Las reflexiones plasmadas por el filósofo Guy Debord (1967) en su obra La sociedad del espectáculo han alcanzado un nivel de realidad insospechable en su época. La denominada “Era de la información” –o de la desinformación, en atención a la gran cantidad de reproducción de esta y su alojamiento en formato digital– se ha convertido en la “Era del exhibicionismo”. Las redes sociales cibernéticas han extinguido la vida íntima del ser humano. Mientras que en el pasado la ausencia de una vida íntima era característica de las clases más bajas, impuesta por las condiciones de la esclavitud, en nuestros días se ha convertido en una muestra de altura social. Las evidencias son cuantiosas y diversas. A menudo asistimos a actos y eventos únicos o privilegiados por su valor artístico, emocional, etc. y –lejos de disfrutar de estas experiencias en directo– nos obcecamos en lograr una buena instantánea o un vídeo con gran resolución, degradando la vivencia a la óptica de la pantalla de un dispositivo. Hemos reubicado el foco de la experiencia en la exhibición. No importa qué somos, dónde estamos o cuánto hacemos si no podemos mostrarlo al mundo. El cambio expuesto por Hannah Arendt (1969) en su libro La condición humana, en el que argumenta con gran lucidez la transformación de la “vita contemplativa” en “vita activa” y proclama la victoria del “homo faber”, ha derivado en el alzamiento del homo exhibere.

La citada dimensión del ser humano, erigida gracias a la sobreexposición de las nuevas tecnologías de la información y la comunicación sobre las viejas relaciones sociales, ha dado lugar a una sociedad basada en lo visual. La vista se ha convertido en el sentido estrella dentro de las dinámicas del “postureo”. La esencia no es la realidad de la ilustración sino su fachada. Un frontispicio alterado por el uso de filtros y otros tratamientos de imagen cuyo trasfondo –oculto a simple vista– carece de relevancia. Los referentes sociales, alejados de la intelectualidad, no son los mejores hacedores –ni en lo cualitativo ni en lo cuantitativo– sino quienes son capaces de mostrarlo de un modo más atractivo y con mayor potencial de alcance.

Por otra parte, la conversión en una sociedad exhibicionista de éxito demuestra la existencia de una parte voyerista, albergada –en función de la plataforma– bajo la etiqueta de seguidores, amigos... Un disfrute con la admiración de conductas pueriles, repletas de banalidad y cada vez más fugaces.
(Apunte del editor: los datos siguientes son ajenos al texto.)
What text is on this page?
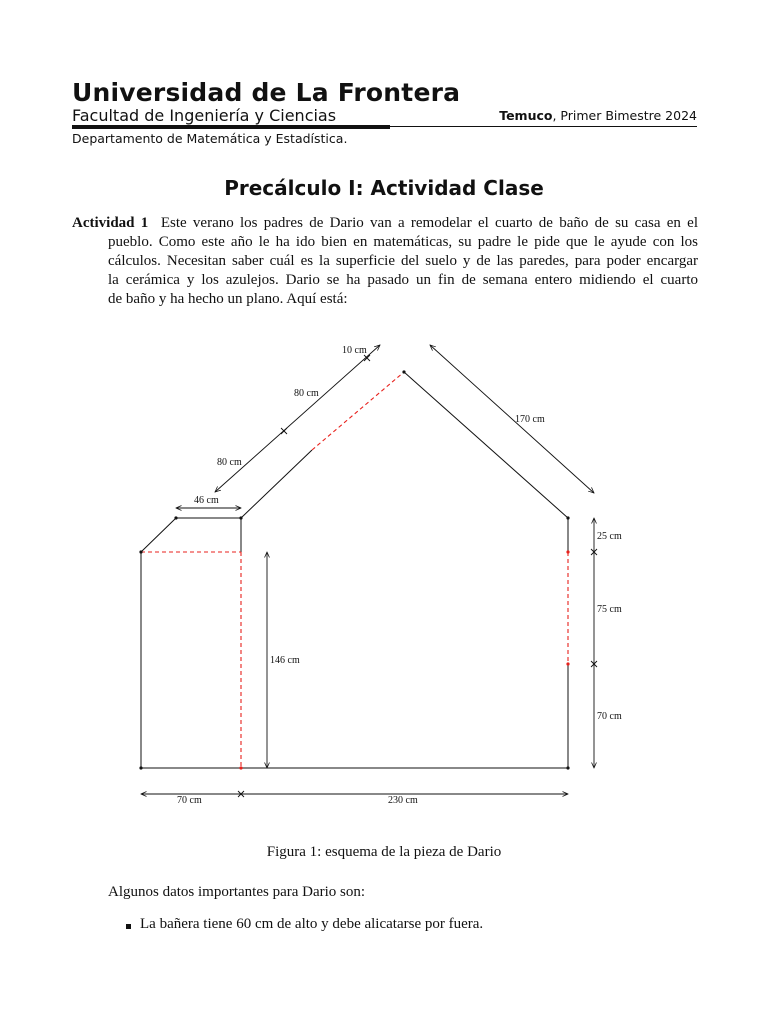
Universidad de La Frontera
Facultad de Ingeniería y Ciencias	Temuco, Primer Bimestre 2024
Departamento de Matemática y Estadística.
Precálculo I: Actividad Clase
Actividad 1 Este verano los padres de Dario van a remodelar el cuarto de baño de su casa en el
pueblo. Como este año le ha ido bien en matemáticas, su padre le pide que le ayude con los
cálculos. Necesitan saber cuál es la superficie del suelo y de las paredes, para poder encargar
la cerámica y los azulejos. Dario se ha pasado un fin de semana entero midiendo el cuarto
de baño y ha hecho un plano. Aquí está:
10 cm
80 cm
80 cm
170 cm
46 cm
25 cm
75 cm
70 cm
146 cm
70 cm	230 cm
Figura 1: esquema de la pieza de Dario
Algunos datos importantes para Dario son:
La bañera tiene 60 cm de alto y debe alicatarse por fuera.
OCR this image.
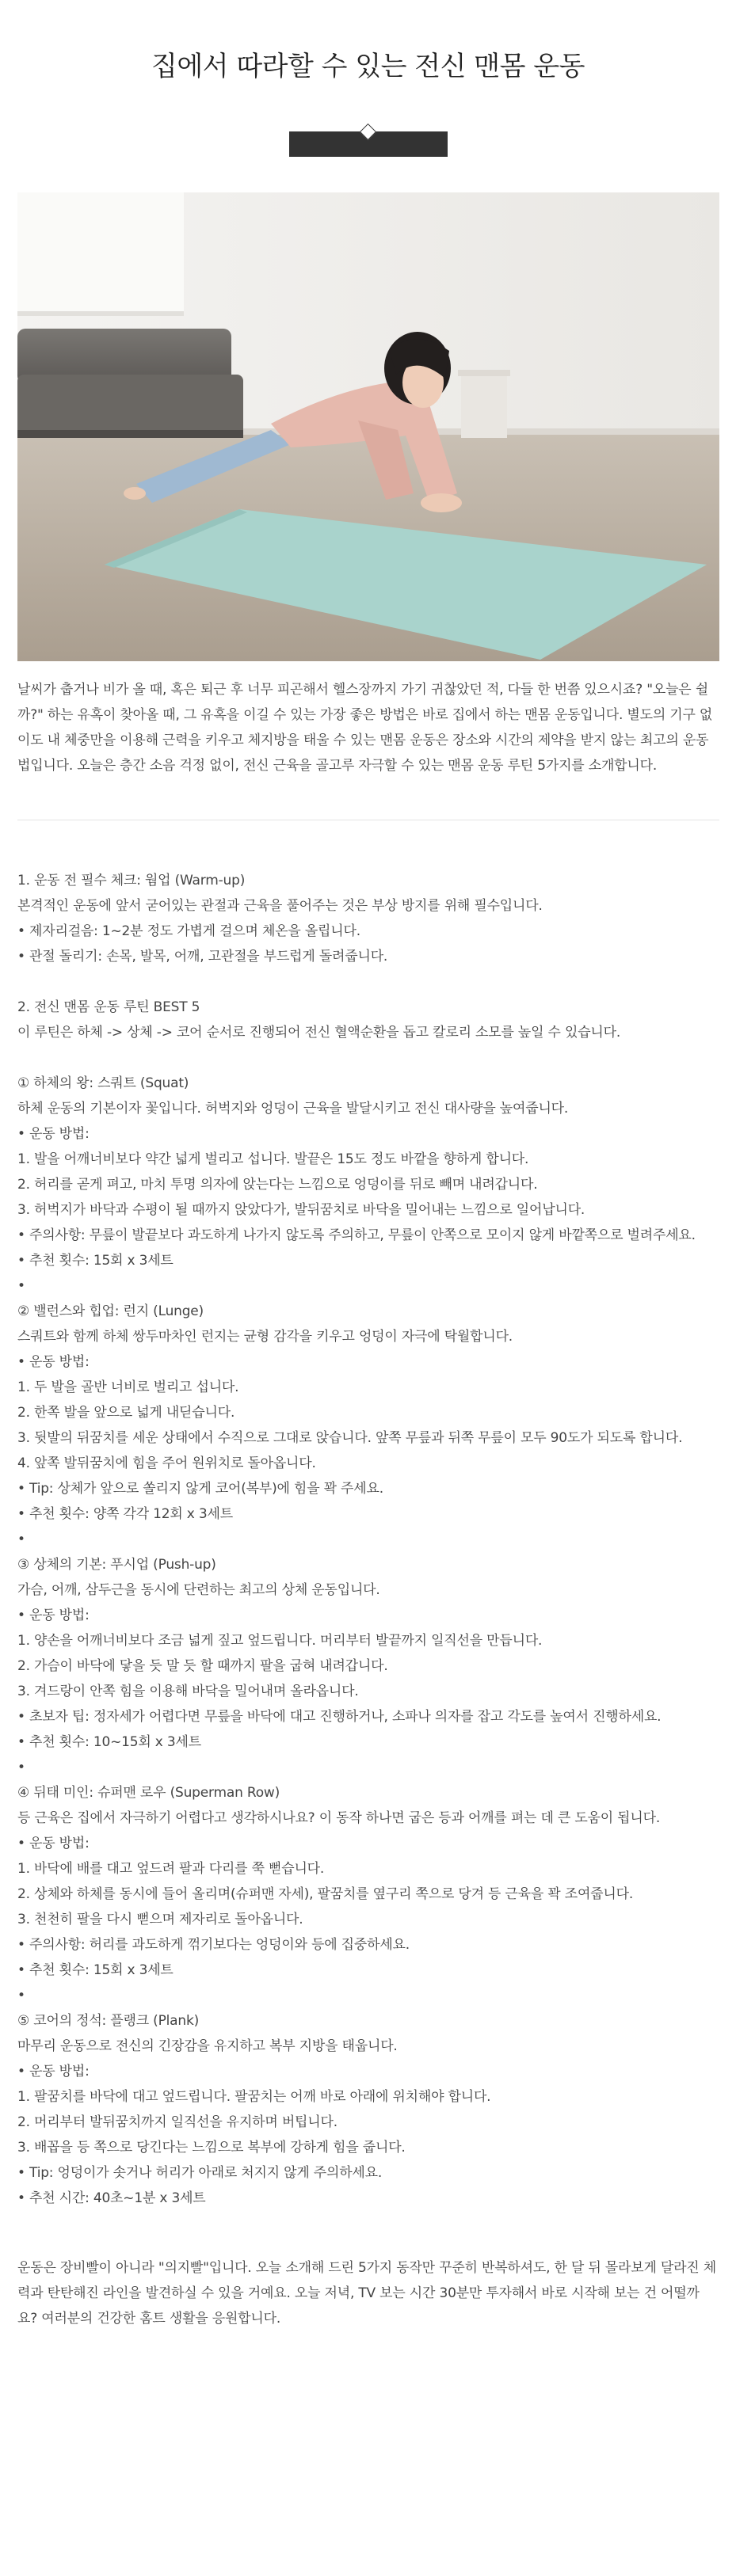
집에서 따라할 수 있는 전신 맨몸 운동

날씨가 춥거나 비가 올 때, 혹은 퇴근 후 너무 피곤해서 헬스장까지 가기 귀찮았던 적, 다들 한 번쯤 있으시죠? "오늘은 쉴까?" 하는 유혹이 찾아올 때, 그 유혹을 이길 수 있는 가장 좋은 방법은 바로 집에서 하는 맨몸 운동입니다. 별도의 기구 없이도 내 체중만을 이용해 근력을 키우고 체지방을 태울 수 있는 맨몸 운동은 장소와 시간의 제약을 받지 않는 최고의 운동법입니다. 오늘은 층간 소음 걱정 없이, 전신 근육을 골고루 자극할 수 있는 맨몸 운동 루틴 5가지를 소개합니다.

1. 운동 전 필수 체크: 웜업 (Warm-up)
본격적인 운동에 앞서 굳어있는 관절과 근육을 풀어주는 것은 부상 방지를 위해 필수입니다.
• 제자리걸음: 1~2분 정도 가볍게 걸으며 체온을 올립니다.
• 관절 돌리기: 손목, 발목, 어깨, 고관절을 부드럽게 돌려줍니다.
2. 전신 맨몸 운동 루틴 BEST 5
이 루틴은 하체 -> 상체 -> 코어 순서로 진행되어 전신 혈액순환을 돕고 칼로리 소모를 높일 수 있습니다.
① 하체의 왕: 스쿼트 (Squat)
하체 운동의 기본이자 꽃입니다. 허벅지와 엉덩이 근육을 발달시키고 전신 대사량을 높여줍니다.
• 운동 방법:
1. 발을 어깨너비보다 약간 넓게 벌리고 섭니다. 발끝은 15도 정도 바깥을 향하게 합니다.
2. 허리를 곧게 펴고, 마치 투명 의자에 앉는다는 느낌으로 엉덩이를 뒤로 빼며 내려갑니다.
3. 허벅지가 바닥과 수평이 될 때까지 앉았다가, 발뒤꿈치로 바닥을 밀어내는 느낌으로 일어납니다.
• 주의사항: 무릎이 발끝보다 과도하게 나가지 않도록 주의하고, 무릎이 안쪽으로 모이지 않게 바깥쪽으로 벌려주세요.
• 추천 횟수: 15회 x 3세트
•
② 밸런스와 힙업: 런지 (Lunge)
스쿼트와 함께 하체 쌍두마차인 런지는 균형 감각을 키우고 엉덩이 자극에 탁월합니다.
• 운동 방법:
1. 두 발을 골반 너비로 벌리고 섭니다.
2. 한쪽 발을 앞으로 넓게 내딛습니다.
3. 뒷발의 뒤꿈치를 세운 상태에서 수직으로 그대로 앉습니다. 앞쪽 무릎과 뒤쪽 무릎이 모두 90도가 되도록 합니다.
4. 앞쪽 발뒤꿈치에 힘을 주어 원위치로 돌아옵니다.
• Tip: 상체가 앞으로 쏠리지 않게 코어(복부)에 힘을 꽉 주세요.
• 추천 횟수: 양쪽 각각 12회 x 3세트
•
③ 상체의 기본: 푸시업 (Push-up)
가슴, 어깨, 삼두근을 동시에 단련하는 최고의 상체 운동입니다.
• 운동 방법:
1. 양손을 어깨너비보다 조금 넓게 짚고 엎드립니다. 머리부터 발끝까지 일직선을 만듭니다.
2. 가슴이 바닥에 닿을 듯 말 듯 할 때까지 팔을 굽혀 내려갑니다.
3. 겨드랑이 안쪽 힘을 이용해 바닥을 밀어내며 올라옵니다.
• 초보자 팁: 정자세가 어렵다면 무릎을 바닥에 대고 진행하거나, 소파나 의자를 잡고 각도를 높여서 진행하세요.
• 추천 횟수: 10~15회 x 3세트
•
④ 뒤태 미인: 슈퍼맨 로우 (Superman Row)
등 근육은 집에서 자극하기 어렵다고 생각하시나요? 이 동작 하나면 굽은 등과 어깨를 펴는 데 큰 도움이 됩니다.
• 운동 방법:
1. 바닥에 배를 대고 엎드려 팔과 다리를 쭉 뻗습니다.
2. 상체와 하체를 동시에 들어 올리며(슈퍼맨 자세), 팔꿈치를 옆구리 쪽으로 당겨 등 근육을 꽉 조여줍니다.
3. 천천히 팔을 다시 뻗으며 제자리로 돌아옵니다.
• 주의사항: 허리를 과도하게 꺾기보다는 엉덩이와 등에 집중하세요.
• 추천 횟수: 15회 x 3세트
•
⑤ 코어의 정석: 플랭크 (Plank)
마무리 운동으로 전신의 긴장감을 유지하고 복부 지방을 태웁니다.
• 운동 방법:
1. 팔꿈치를 바닥에 대고 엎드립니다. 팔꿈치는 어깨 바로 아래에 위치해야 합니다.
2. 머리부터 발뒤꿈치까지 일직선을 유지하며 버팁니다.
3. 배꼽을 등 쪽으로 당긴다는 느낌으로 복부에 강하게 힘을 줍니다.
• Tip: 엉덩이가 솟거나 허리가 아래로 처지지 않게 주의하세요.
• 추천 시간: 40초~1분 x 3세트

운동은 장비빨이 아니라 "의지빨"입니다. 오늘 소개해 드린 5가지 동작만 꾸준히 반복하셔도, 한 달 뒤 몰라보게 달라진 체력과 탄탄해진 라인을 발견하실 수 있을 거예요. 오늘 저녁, TV 보는 시간 30분만 투자해서 바로 시작해 보는 건 어떨까요? 여러분의 건강한 홈트 생활을 응원합니다.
Todo ello revierte en individuos que pueden terminar caminando por calles con excelsas fachadas apuntaladas carentes de un interior habitable, como quien habita sobre un escenario rodeado por un decorado teatral. Un mundo que proyecta el éxito como algo consustancial al ser humano, sin dejar hueco para los fracasos o las arrugas del tiempo. Una sociedad enferma en la que no importa lo que se escucha, lo que se toca, lo que se degusta o lo que se huele, solo lo que se percibe a través de la vista.